3.ボランティア

3.ボランティア

問題
これからの日本の社会にとって重要であると思われる問題を一つ取り上げて、それについて八百字程度で論じなさい。

  (添削記号については、「凡例」参照のこと)

  する人にとってのボランティアの意味
 人はなぜボランティア活動をするのだろうか。それは他人の問題は自分の問題でもあるという意識があるからだろう。言いかえれば、我々が(×なし)自分と他者(×なし)のつながりを信じているからだといえる。(×であるが、)今日このつながりは広がりにおいても複雑さにおいてもますます規模が大きくなっている。その原因は、(×の一つは)現代の経済や情報が国際化していることにある(×事であろう)。
 ここで生じる問題は、大きな問題に対して我々の力があまりに小さいこと(×事)である。具体的には、世界の人々の(×自分や他人の)痛み・苦しみ・病・死などが、あまりにも私たちの手の届かないところにあるということ(×なし)である。
 (×改行なし)病を否定し、死を遠ざける現代社会の中で、我々は他人の不幸をメディアによって間接的な(×浄化された)形で受け取り、自分だけは一生健康で生きられると思っている。しかし、ボランティアに参加し、(×なし)災害や貧困などを目(ま)の当たりにすることで(×目にして)、我々は他人の不幸に対する自分の無力を感じる。さらにこれをきっかけにして、逆に我々は人間が生と死(×なし)の対立を同時に持って生きている存在であり、死がなければ生の輝きや尊さも分からないこと(×事)を確認するのだ。こうして(×なし)我々はこの無力感を通して他人の苦しみ、悲しみを知り、他人の視点に立つこと(×事)ができ(×出来)るのである。
 このように、ボランティアとは、現代社会に欠けている豊かな生のあり方を行動によって手に入れようとするものであり、他人の生き方、すなわち自分とは(×自身の)別の生き方を(×読点なし)今までの自分の中に取り込んで行くこと(×事)だと(×言)える。
 (×改行なし)日本ではボランティアが「自己犠牲」や、「大胆な行動」と結びついて考えられがちだが、(×まず)「自分と他人とが(×が)、これまでとは違ったかかわり方ができること(×出来る事)を知る」(×事の)喜びを、まず(×が)正当に評価する(×される)べきだと私は考える。

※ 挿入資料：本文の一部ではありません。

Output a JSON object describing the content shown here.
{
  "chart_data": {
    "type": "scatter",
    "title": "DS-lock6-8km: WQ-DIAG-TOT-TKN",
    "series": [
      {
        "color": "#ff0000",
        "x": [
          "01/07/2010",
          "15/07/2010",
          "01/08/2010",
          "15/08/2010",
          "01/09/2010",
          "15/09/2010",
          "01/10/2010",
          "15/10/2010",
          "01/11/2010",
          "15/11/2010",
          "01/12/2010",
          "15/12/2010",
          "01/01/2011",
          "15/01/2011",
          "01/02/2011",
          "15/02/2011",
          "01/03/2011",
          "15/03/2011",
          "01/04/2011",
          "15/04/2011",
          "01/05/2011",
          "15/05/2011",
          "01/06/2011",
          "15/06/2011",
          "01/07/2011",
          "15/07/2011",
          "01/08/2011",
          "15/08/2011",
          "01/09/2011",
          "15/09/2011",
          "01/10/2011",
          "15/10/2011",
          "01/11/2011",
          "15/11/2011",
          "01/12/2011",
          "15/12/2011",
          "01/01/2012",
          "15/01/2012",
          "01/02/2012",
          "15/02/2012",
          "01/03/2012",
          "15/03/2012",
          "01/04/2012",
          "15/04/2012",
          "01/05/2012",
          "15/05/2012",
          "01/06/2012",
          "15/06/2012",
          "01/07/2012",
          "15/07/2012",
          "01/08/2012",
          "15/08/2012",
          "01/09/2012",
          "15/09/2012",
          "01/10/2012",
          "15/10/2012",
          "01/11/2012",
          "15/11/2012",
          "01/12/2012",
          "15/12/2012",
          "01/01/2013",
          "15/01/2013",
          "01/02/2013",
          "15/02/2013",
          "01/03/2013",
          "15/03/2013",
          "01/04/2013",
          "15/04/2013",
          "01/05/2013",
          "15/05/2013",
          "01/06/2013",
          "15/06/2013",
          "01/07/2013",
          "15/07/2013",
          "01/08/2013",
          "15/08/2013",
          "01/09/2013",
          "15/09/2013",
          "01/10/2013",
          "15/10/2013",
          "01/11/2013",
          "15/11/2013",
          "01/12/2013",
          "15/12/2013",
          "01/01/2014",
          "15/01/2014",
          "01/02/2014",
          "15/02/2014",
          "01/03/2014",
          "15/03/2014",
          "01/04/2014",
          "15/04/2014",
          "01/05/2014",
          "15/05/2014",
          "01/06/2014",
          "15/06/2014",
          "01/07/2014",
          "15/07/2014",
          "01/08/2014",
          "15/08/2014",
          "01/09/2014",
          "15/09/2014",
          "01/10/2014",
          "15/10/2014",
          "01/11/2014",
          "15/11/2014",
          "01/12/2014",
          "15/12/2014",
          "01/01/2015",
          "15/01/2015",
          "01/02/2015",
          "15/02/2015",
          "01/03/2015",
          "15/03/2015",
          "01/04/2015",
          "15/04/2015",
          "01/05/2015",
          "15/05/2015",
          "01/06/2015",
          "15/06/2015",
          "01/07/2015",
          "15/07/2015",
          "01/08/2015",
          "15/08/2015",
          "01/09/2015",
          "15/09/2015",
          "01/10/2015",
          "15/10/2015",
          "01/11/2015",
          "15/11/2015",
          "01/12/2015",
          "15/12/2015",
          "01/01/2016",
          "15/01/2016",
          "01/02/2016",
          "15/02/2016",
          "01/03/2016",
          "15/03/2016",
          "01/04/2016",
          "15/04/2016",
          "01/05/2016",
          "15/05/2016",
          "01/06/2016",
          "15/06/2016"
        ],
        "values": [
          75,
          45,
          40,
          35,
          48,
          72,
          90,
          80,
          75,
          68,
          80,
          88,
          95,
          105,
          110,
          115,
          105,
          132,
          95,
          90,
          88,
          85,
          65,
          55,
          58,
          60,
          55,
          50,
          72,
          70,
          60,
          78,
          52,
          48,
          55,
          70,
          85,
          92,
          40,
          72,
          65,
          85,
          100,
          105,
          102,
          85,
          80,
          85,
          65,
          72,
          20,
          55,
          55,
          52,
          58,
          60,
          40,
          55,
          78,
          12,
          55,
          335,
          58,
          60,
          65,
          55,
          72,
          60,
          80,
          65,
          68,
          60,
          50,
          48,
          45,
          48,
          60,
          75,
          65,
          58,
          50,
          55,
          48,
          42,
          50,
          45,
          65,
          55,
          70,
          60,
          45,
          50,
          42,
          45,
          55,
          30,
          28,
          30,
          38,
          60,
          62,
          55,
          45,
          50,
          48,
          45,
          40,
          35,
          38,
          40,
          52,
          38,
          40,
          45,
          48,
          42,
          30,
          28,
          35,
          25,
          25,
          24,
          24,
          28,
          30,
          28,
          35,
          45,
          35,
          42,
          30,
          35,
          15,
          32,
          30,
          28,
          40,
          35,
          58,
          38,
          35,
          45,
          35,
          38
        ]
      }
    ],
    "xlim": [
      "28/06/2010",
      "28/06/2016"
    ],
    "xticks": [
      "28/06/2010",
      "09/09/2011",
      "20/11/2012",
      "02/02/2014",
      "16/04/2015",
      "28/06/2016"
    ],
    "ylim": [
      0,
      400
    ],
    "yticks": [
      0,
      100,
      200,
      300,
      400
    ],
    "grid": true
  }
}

 この文章には、大人でもすぐには思いつかないようなユニークな深い発想がある。このような発想は、アドバイスを受けてちょっと考えたり、字句の修正をしたりする程度では絶対に手に入れることができないものだから、とても貴重だ。
 ただ惜しいことに、筆者が書いたままでは、文章の元になる考えの要素はあっても、それをしっかりまとめきるまでには至っていない。中途半端に把握している論理のつながりをもっときっちり自分でつないで、添削後の文章のレベルまでもっていく力を養うことが筆者の今後の課題だ。